Didier Drogba tem um alento para ainda sonhar em participar da Copa do Mundo. Em 2006, poucas semanas antes da estreia, o lateral-esquerdo alemão Philipp Lahm sofreu um problema semelhante no cotovelo esquerdo e pôde participar do Mundial graças a uma proteção colocada pelos médicos no local lesionado.

A diferença é que o ala teve um rompimento parcial dos ligamentos cotovelo. Já o centroavante fraturou um dos ossos que ligam a região, o que pode necessitar de um período maior de recuperação.

A participação de Lahm na Copa da Alemanha prova que é possível uma rápida recuperação. Ele se lesionou em um jogo treino contra o Luckenwalde, time amador da Alemanha. A operação foi realizada em 17 de maio. Em 9 de junho, o ala estava em campo com sua seleção na abertura do Mundial.
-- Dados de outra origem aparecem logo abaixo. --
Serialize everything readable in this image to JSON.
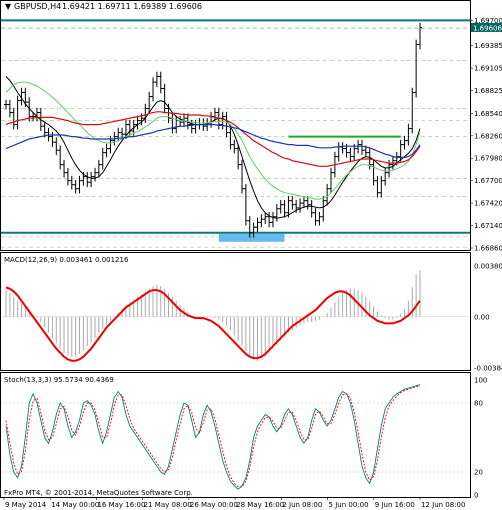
{
  "header": {
    "symbol_text": "GBPUSD,H4",
    "ohlc_text": "1.69421 1.69711 1.69389 1.69606"
  },
  "indicators": {
    "macd_label": "MACD(12,26,9) 0.003461 0.001216",
    "stoch_label": "Stoch(13,3,3) 95.5734 90.4369"
  },
  "copyright": "FxPro MT4, © 2001-2014, MetaQuotes Software Corp.",
  "colors": {
    "price_bars": "#000000",
    "ma_slow": "#2233aa",
    "ma_mid": "#cc1111",
    "ma_fast_green": "#66cc66",
    "ma_dark": "#000000",
    "support_line": "#117777",
    "resistance_mark": "#22aa22",
    "highlight_box": "#66bbee",
    "macd_line": "#ee0000",
    "macd_hist": "#aaaaaa",
    "stoch_main": "#008080",
    "stoch_signal": "#ee0000",
    "price_tag_bg": "#006666"
  },
  "chart_data": [
    {
      "type": "line",
      "name": "price",
      "x_labels": [
        "9 May 2014",
        "14 May 00:00",
        "16 May 16:00",
        "21 May 08:00",
        "26 May 00:00",
        "28 May 16:00",
        "2 Jun 08:00",
        "5 Jun 00:00",
        "9 Jun 16:00",
        "12 Jun 08:00"
      ],
      "y_ticks": [
        "1.69700",
        "1.69385",
        "1.69105",
        "1.68825",
        "1.68540",
        "1.68260",
        "1.67980",
        "1.67700",
        "1.67420",
        "1.67140",
        "1.66860"
      ],
      "price_tags": [
        "1.69700",
        "1.69606",
        "1.69600",
        "1.69200",
        "1.68600",
        "1.68450",
        "1.68250",
        "1.67725",
        "1.67500",
        "1.67000",
        "1.67050",
        "1.66870"
      ],
      "ylim": [
        1.6686,
        1.6978
      ],
      "close": [
        1.6865,
        1.6855,
        1.684,
        1.687,
        1.688,
        1.6868,
        1.685,
        1.685,
        1.6855,
        1.6838,
        1.683,
        1.6825,
        1.6818,
        1.6808,
        1.679,
        1.678,
        1.677,
        1.6765,
        1.676,
        1.677,
        1.6775,
        1.6768,
        1.6775,
        1.678,
        1.679,
        1.6805,
        1.681,
        1.682,
        1.6825,
        1.683,
        1.6828,
        1.684,
        1.6832,
        1.684,
        1.6845,
        1.6848,
        1.686,
        1.6875,
        1.6893,
        1.69,
        1.6885,
        1.686,
        1.6848,
        1.6835,
        1.6845,
        1.6843,
        1.6848,
        1.684,
        1.6835,
        1.684,
        1.6842,
        1.6838,
        1.6842,
        1.685,
        1.6855,
        1.684,
        1.685,
        1.683,
        1.6815,
        1.681,
        1.679,
        1.676,
        1.672,
        1.6705,
        1.6712,
        1.6718,
        1.6722,
        1.6725,
        1.6718,
        1.6725,
        1.6735,
        1.674,
        1.673,
        1.6745,
        1.674,
        1.6736,
        1.6742,
        1.6745,
        1.674,
        1.673,
        1.672,
        1.6725,
        1.6745,
        1.676,
        1.678,
        1.68,
        1.6812,
        1.681,
        1.6805,
        1.68,
        1.681,
        1.6815,
        1.6808,
        1.6805,
        1.679,
        1.677,
        1.6755,
        1.677,
        1.678,
        1.679,
        1.6795,
        1.68,
        1.6815,
        1.682,
        1.6835,
        1.688,
        1.694,
        1.6961
      ],
      "ma_blue": [
        1.681,
        1.6812,
        1.6814,
        1.6816,
        1.6818,
        1.682,
        1.6822,
        1.6823,
        1.6824,
        1.6825,
        1.6826,
        1.6827,
        1.6827,
        1.6827,
        1.6827,
        1.6827,
        1.6826,
        1.6825,
        1.6825,
        1.6824,
        1.6823,
        1.6823,
        1.6822,
        1.6822,
        1.6822,
        1.6822,
        1.6822,
        1.6822,
        1.6822,
        1.6823,
        1.6823,
        1.6824,
        1.6825,
        1.6825,
        1.6826,
        1.6827,
        1.6828,
        1.6829,
        1.683,
        1.6832,
        1.6833,
        1.6834,
        1.6835,
        1.6836,
        1.6837,
        1.6838,
        1.6838,
        1.6839,
        1.6839,
        1.684,
        1.684,
        1.684,
        1.684,
        1.684,
        1.684,
        1.6839,
        1.6839,
        1.6838,
        1.6837,
        1.6836,
        1.6835,
        1.6833,
        1.6831,
        1.6829,
        1.6827,
        1.6825,
        1.6823,
        1.6822,
        1.682,
        1.6819,
        1.6818,
        1.6817,
        1.6816,
        1.6815,
        1.6815,
        1.6814,
        1.6814,
        1.6814,
        1.6814,
        1.6813,
        1.6812,
        1.6811,
        1.6811,
        1.6811,
        1.6811,
        1.6812,
        1.6812,
        1.6813,
        1.6813,
        1.6813,
        1.6813,
        1.6813,
        1.6813,
        1.6812,
        1.6811,
        1.6809,
        1.6807,
        1.6805,
        1.6803,
        1.6802,
        1.68,
        1.6799,
        1.6799,
        1.6799,
        1.68,
        1.6803,
        1.6808,
        1.6815
      ],
      "ma_red": [
        1.684,
        1.6842,
        1.6843,
        1.6845,
        1.6846,
        1.6847,
        1.6848,
        1.6848,
        1.6849,
        1.6849,
        1.6849,
        1.6849,
        1.6849,
        1.6848,
        1.6847,
        1.6846,
        1.6845,
        1.6843,
        1.6842,
        1.6841,
        1.684,
        1.684,
        1.684,
        1.684,
        1.684,
        1.6841,
        1.6842,
        1.6843,
        1.6844,
        1.6845,
        1.6846,
        1.6847,
        1.6848,
        1.6849,
        1.685,
        1.6851,
        1.6852,
        1.6854,
        1.6855,
        1.6856,
        1.6856,
        1.6855,
        1.6855,
        1.6854,
        1.6854,
        1.6853,
        1.6853,
        1.6852,
        1.6852,
        1.6852,
        1.6852,
        1.6851,
        1.6851,
        1.685,
        1.6849,
        1.6848,
        1.6847,
        1.6845,
        1.6843,
        1.684,
        1.6836,
        1.6832,
        1.6828,
        1.6824,
        1.682,
        1.6817,
        1.6814,
        1.6811,
        1.6808,
        1.6805,
        1.6803,
        1.68,
        1.6798,
        1.6797,
        1.6795,
        1.6794,
        1.6793,
        1.6792,
        1.6791,
        1.679,
        1.6789,
        1.6788,
        1.6788,
        1.6788,
        1.6789,
        1.679,
        1.6791,
        1.6792,
        1.6793,
        1.6794,
        1.6795,
        1.6796,
        1.6797,
        1.6797,
        1.6797,
        1.6796,
        1.6795,
        1.6794,
        1.6793,
        1.6792,
        1.6792,
        1.6792,
        1.6793,
        1.6794,
        1.6796,
        1.68,
        1.6806,
        1.6813
      ],
      "ma_green": [
        1.688,
        1.6885,
        1.689,
        1.6892,
        1.6893,
        1.6893,
        1.6892,
        1.689,
        1.6888,
        1.6885,
        1.6882,
        1.6878,
        1.6874,
        1.687,
        1.6865,
        1.686,
        1.6855,
        1.685,
        1.6845,
        1.684,
        1.6835,
        1.683,
        1.6826,
        1.6822,
        1.682,
        1.6818,
        1.6817,
        1.6817,
        1.6818,
        1.682,
        1.6822,
        1.6825,
        1.6827,
        1.6829,
        1.6831,
        1.6834,
        1.6837,
        1.684,
        1.6844,
        1.6848,
        1.685,
        1.685,
        1.685,
        1.6848,
        1.6846,
        1.6845,
        1.6845,
        1.6844,
        1.6843,
        1.6843,
        1.6842,
        1.6842,
        1.6842,
        1.6843,
        1.6844,
        1.6844,
        1.6844,
        1.6843,
        1.684,
        1.6835,
        1.6828,
        1.682,
        1.681,
        1.68,
        1.6792,
        1.6785,
        1.6778,
        1.6772,
        1.6767,
        1.6763,
        1.676,
        1.6757,
        1.6755,
        1.6754,
        1.6753,
        1.6752,
        1.6751,
        1.675,
        1.6749,
        1.6748,
        1.6747,
        1.6747,
        1.6748,
        1.675,
        1.6755,
        1.676,
        1.6766,
        1.6772,
        1.6777,
        1.6781,
        1.6785,
        1.6788,
        1.679,
        1.679,
        1.6789,
        1.6787,
        1.6785,
        1.6783,
        1.6782,
        1.6782,
        1.6783,
        1.6785,
        1.6787,
        1.679,
        1.6794,
        1.6802,
        1.6815,
        1.683
      ],
      "ma_black": [
        1.69,
        1.6895,
        1.6888,
        1.688,
        1.6873,
        1.6866,
        1.686,
        1.6855,
        1.685,
        1.6846,
        1.6843,
        1.684,
        1.6836,
        1.6832,
        1.6826,
        1.6818,
        1.6808,
        1.6798,
        1.679,
        1.6783,
        1.6778,
        1.6775,
        1.6773,
        1.6773,
        1.6775,
        1.678,
        1.6788,
        1.6796,
        1.6805,
        1.6813,
        1.682,
        1.6826,
        1.6832,
        1.6836,
        1.684,
        1.6843,
        1.6848,
        1.6855,
        1.6862,
        1.6868,
        1.687,
        1.6868,
        1.6862,
        1.6855,
        1.685,
        1.6847,
        1.6845,
        1.6843,
        1.6841,
        1.684,
        1.684,
        1.684,
        1.6841,
        1.6843,
        1.6846,
        1.6848,
        1.6848,
        1.6845,
        1.6838,
        1.6828,
        1.6815,
        1.68,
        1.6785,
        1.677,
        1.6757,
        1.6745,
        1.6736,
        1.673,
        1.6726,
        1.6724,
        1.6723,
        1.6724,
        1.6725,
        1.6727,
        1.673,
        1.6733,
        1.6735,
        1.6737,
        1.6738,
        1.6738,
        1.6737,
        1.6736,
        1.6737,
        1.674,
        1.6745,
        1.6752,
        1.676,
        1.6768,
        1.6775,
        1.6782,
        1.6788,
        1.6794,
        1.6798,
        1.68,
        1.6799,
        1.6796,
        1.6792,
        1.6788,
        1.6786,
        1.6786,
        1.6788,
        1.6792,
        1.6796,
        1.68,
        1.6804,
        1.681,
        1.682,
        1.6835
      ]
    },
    {
      "type": "bar",
      "name": "macd",
      "y_ticks": [
        "0.003809",
        "0.00",
        "-0.003845"
      ],
      "ylim": [
        -0.003845,
        0.003809
      ],
      "histogram": [
        0.002,
        0.0018,
        0.0015,
        0.0012,
        0.001,
        0.0008,
        0.0005,
        0.0002,
        -0.0001,
        -0.0004,
        -0.0008,
        -0.0012,
        -0.0016,
        -0.002,
        -0.0024,
        -0.0027,
        -0.0029,
        -0.003,
        -0.003,
        -0.0028,
        -0.0025,
        -0.0022,
        -0.0019,
        -0.0016,
        -0.0012,
        -0.0009,
        -0.0006,
        -0.0003,
        0.0,
        0.0003,
        0.0006,
        0.0009,
        0.0011,
        0.0013,
        0.0015,
        0.0017,
        0.0019,
        0.0021,
        0.0023,
        0.0024,
        0.0023,
        0.0021,
        0.0018,
        0.0015,
        0.0012,
        0.0009,
        0.0006,
        0.0003,
        0.0001,
        0.0,
        -0.0001,
        -0.0001,
        -0.0001,
        0.0,
        -0.0001,
        -0.0002,
        -0.0004,
        -0.0007,
        -0.001,
        -0.0014,
        -0.0018,
        -0.0022,
        -0.0026,
        -0.003,
        -0.0032,
        -0.0033,
        -0.0032,
        -0.003,
        -0.0027,
        -0.0024,
        -0.0021,
        -0.0018,
        -0.0015,
        -0.0012,
        -0.001,
        -0.0008,
        -0.0006,
        -0.0005,
        -0.0004,
        -0.0004,
        -0.0003,
        -0.0002,
        0.0,
        0.0003,
        0.0007,
        0.0011,
        0.0015,
        0.0018,
        0.002,
        0.0021,
        0.0021,
        0.002,
        0.0018,
        0.0015,
        0.0012,
        0.0008,
        0.0004,
        0.0001,
        -0.0001,
        -0.0002,
        -0.0002,
        -0.0001,
        0.0002,
        0.0006,
        0.0012,
        0.0022,
        0.0032,
        0.0035
      ],
      "signal": [
        0.0022,
        0.0021,
        0.0019,
        0.0016,
        0.0012,
        0.0008,
        0.0004,
        0.0,
        -0.0004,
        -0.0008,
        -0.0012,
        -0.0016,
        -0.002,
        -0.0024,
        -0.0027,
        -0.003,
        -0.0032,
        -0.0033,
        -0.0033,
        -0.0032,
        -0.003,
        -0.0027,
        -0.0024,
        -0.002,
        -0.0016,
        -0.0012,
        -0.0008,
        -0.0005,
        -0.0002,
        0.0001,
        0.0004,
        0.0007,
        0.0009,
        0.0011,
        0.0013,
        0.0015,
        0.0017,
        0.0019,
        0.002,
        0.002,
        0.0019,
        0.0017,
        0.0014,
        0.0011,
        0.0008,
        0.0005,
        0.0003,
        0.0001,
        0.0,
        -0.0001,
        -0.0001,
        -0.0001,
        -0.0002,
        -0.0003,
        -0.0005,
        -0.0007,
        -0.001,
        -0.0013,
        -0.0016,
        -0.0019,
        -0.0022,
        -0.0025,
        -0.0028,
        -0.003,
        -0.0031,
        -0.0031,
        -0.003,
        -0.0028,
        -0.0025,
        -0.0022,
        -0.0019,
        -0.0016,
        -0.0013,
        -0.001,
        -0.0007,
        -0.0005,
        -0.0003,
        -0.0001,
        0.0001,
        0.0003,
        0.0005,
        0.0008,
        0.0011,
        0.0014,
        0.0016,
        0.0018,
        0.0019,
        0.0019,
        0.0018,
        0.0016,
        0.0013,
        0.001,
        0.0007,
        0.0004,
        0.0001,
        -0.0001,
        -0.0003,
        -0.0004,
        -0.0005,
        -0.0005,
        -0.0005,
        -0.0004,
        -0.0003,
        -0.0001,
        0.0001,
        0.0004,
        0.0008,
        0.0012
      ]
    },
    {
      "type": "line",
      "name": "stochastic",
      "y_ticks": [
        "100",
        "80",
        "20",
        "0"
      ],
      "ylim": [
        0,
        100
      ],
      "main": [
        60,
        35,
        20,
        15,
        25,
        50,
        80,
        88,
        80,
        65,
        50,
        45,
        55,
        70,
        80,
        75,
        60,
        50,
        55,
        65,
        80,
        82,
        78,
        70,
        55,
        45,
        55,
        70,
        85,
        90,
        85,
        70,
        60,
        55,
        50,
        45,
        40,
        35,
        30,
        25,
        20,
        18,
        25,
        40,
        55,
        70,
        80,
        78,
        65,
        50,
        55,
        70,
        78,
        72,
        60,
        45,
        30,
        20,
        12,
        8,
        5,
        8,
        15,
        30,
        50,
        60,
        65,
        70,
        68,
        60,
        55,
        60,
        70,
        75,
        70,
        60,
        50,
        45,
        50,
        65,
        75,
        72,
        65,
        60,
        65,
        75,
        85,
        90,
        88,
        80,
        65,
        45,
        25,
        15,
        10,
        20,
        40,
        60,
        75,
        80,
        85,
        88,
        90,
        92,
        93,
        94,
        95,
        96
      ],
      "signal": [
        65,
        45,
        28,
        18,
        20,
        38,
        65,
        82,
        84,
        72,
        56,
        48,
        50,
        62,
        75,
        77,
        68,
        56,
        52,
        60,
        72,
        80,
        80,
        74,
        62,
        50,
        50,
        62,
        78,
        87,
        87,
        78,
        66,
        58,
        53,
        48,
        43,
        38,
        33,
        28,
        23,
        20,
        22,
        33,
        48,
        62,
        75,
        78,
        72,
        58,
        54,
        63,
        74,
        75,
        66,
        52,
        38,
        25,
        16,
        10,
        7,
        7,
        12,
        24,
        42,
        55,
        62,
        67,
        68,
        64,
        58,
        58,
        65,
        72,
        72,
        65,
        55,
        48,
        48,
        58,
        70,
        73,
        68,
        62,
        62,
        70,
        80,
        87,
        88,
        84,
        72,
        55,
        35,
        20,
        13,
        16,
        30,
        50,
        67,
        77,
        82,
        86,
        89,
        91,
        92,
        93,
        94,
        95
      ]
    }
  ]
}
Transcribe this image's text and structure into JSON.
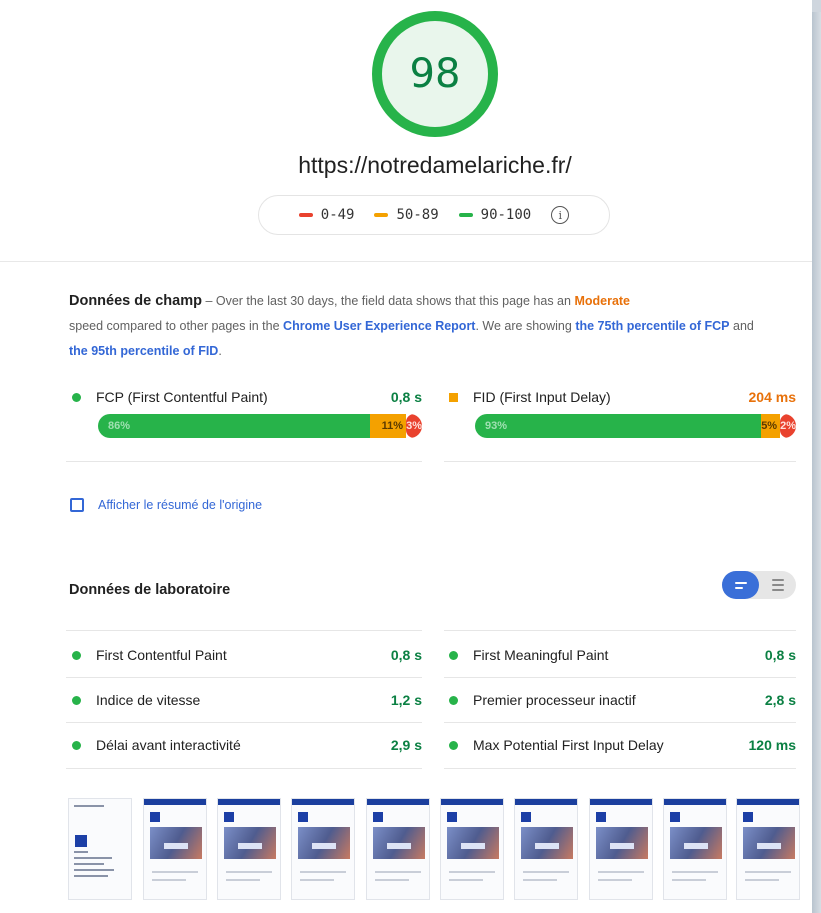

A lesão, aliás, parece não ter atrapalhado o desempenho dele. Lahm foi um dos destaques da Alemanha, terceira colocada. O jogador marcou um gol e, de quebra, entrou para a seleção do Mundial.

Os médicos terão de correr contra o tempo para colocarem Drogba em ação. A Costa do Marfim estreia no torneio dia 15 de junho, contra Portugal, pelo Grupo G, que ainda tem Brasil e Coréia do Norte.